San Diego-based Bumble Bee Seafoods has set up a website that allows customers to find out where and how their tuna was caught.

San Diego-based Bumble Bee Seafoods has set up a website that allows customers to find out where and how their tuna was caught.

Buy some Bumble Bee Tuna at a market and there's a code number on bottom of the can that you can enter into what they call a "catch tracer" on the company website. That takes you to another site that shows where the tuna was caught, what the catch method was, where it was canned and even what was the flag on the vessel.

"We've always been able to trace our products back from catch to plate. But we felt that it would be in the consumers' best interest to have that capability on their own," said Dave Melbourne, senior vice president of marketing for Bumble Bee Seafoods.

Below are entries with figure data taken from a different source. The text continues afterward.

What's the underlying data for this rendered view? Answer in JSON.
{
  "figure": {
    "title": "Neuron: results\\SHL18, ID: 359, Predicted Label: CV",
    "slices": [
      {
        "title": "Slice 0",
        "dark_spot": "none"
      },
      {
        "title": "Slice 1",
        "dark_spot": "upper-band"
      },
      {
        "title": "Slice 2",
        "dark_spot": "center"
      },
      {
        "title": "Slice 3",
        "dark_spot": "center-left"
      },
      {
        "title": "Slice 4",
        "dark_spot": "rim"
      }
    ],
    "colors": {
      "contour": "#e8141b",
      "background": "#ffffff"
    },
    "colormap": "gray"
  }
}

The website has made an impression on people involved in tuna conservation.

"This is valuable information for the consumer," said Bill Jacobson, with the National Marine Fishery Service. "It was interesting that they are willing to say what boat caught the fish and how it’s flagged. I'm surprised they are going that far in their transparency."

Bumble Bee, like other companies in the industry, has faced criticism related to overfishing and what's called bycatch, catching and killing other fish and mammals that aren't tuna. Transparency, of course, can make the company look either good or bad.

I tested the system with a can of Bumble Bee tuna I bought at Vons. The code on the can indicated my tuna was caught in the Indian Ocean by a method called longline. Both the method of catch and the place they were caught were reasons to "avoid" buying the tuna, according to Seafoodwatch.org, which is associated with the Monterey Bay Aquarium.

Melbourne, with Bumble Bee Seafoods, responds by saying Bumble Bee's fishing is in line with the standards of the ISSF, the International Seafood Sustainability Foundation.

"There are a lot of different organizations out there that take positions on certain issues," he said. "Within each of these fisheries there is a maximum sustainable yield...As a member of ISSF we have signed on to supporting sustainable fishing methods."

The San Diego company has a cannery in Santa Fe Springs.